During ovine endotoxemia, AVP decreased cardiac index, compromised oxygen delivery, and increased pulmonary vascular resistance index. These side effects may limit its use as a sole vasopressor during sepsis. Potentially, a simultaneous infusion of AVP and NE could represent a useful therapeutic option.
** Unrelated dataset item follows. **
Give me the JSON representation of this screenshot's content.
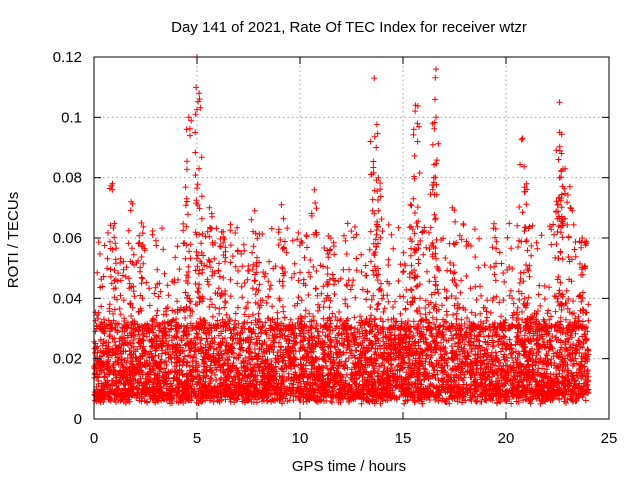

确定滴定剂量的精氨酸加压素(AVP)单独使用或与去甲肾上腺素(NE)联合使用对健康和内毒素血症绵羊血流动力学和氧输送的影响。
前瞻性对照试验。
大学研究实验室。
6只成年母羊。
健康绵羊接受滴定剂量的AVP静脉输注,起始剂量为0.6单位/小时,每15分钟增加0.6单位/小时,直至平均动脉压较基线升高20 mmHg,或最大剂量达到3.6单位/小时。90分钟后,继续以研究剂量输注AVP,并同时输注NE(0.2微克·千克⁻¹·分钟⁻¹)90分钟。经过24小时的恢复后,诱导并维持绵羊内毒素血症(伤寒沙门氏菌内毒素,10纳克·千克⁻¹·分钟⁻¹)19小时。内毒素血症16小时后,按上述方法给予AVP和NE。
在基线、滴定期间每15分钟以及额外输注NE后60和90分钟时获取血流动力学数据。在滴定前后计算氧输送变量。在健康和内毒素血症绵羊中,AVP降低心率和心脏指数(p <.001),损害氧输送(p <.001)和氧消耗(健康绵羊,p =.003;内毒素血症绵羊,p <.001)。输注加压素未改变平均肺动脉压,但两组的肺血管阻力指数均增加(p <.001)。在内毒素血症期间额外输注NE进一步升高平均动脉压并增加心脏指数(p <.001)。同时伴有氧输送和消耗增加(均p <.05)。
在绵羊内毒素血症期间,AVP降低心脏指数,损害氧输送,并增加肺血管阻力指数。这些副作用可能限制其在脓毒症期间作为单一血管升压药的使用。AVP和NE同时输注可能是一种有用的治疗选择。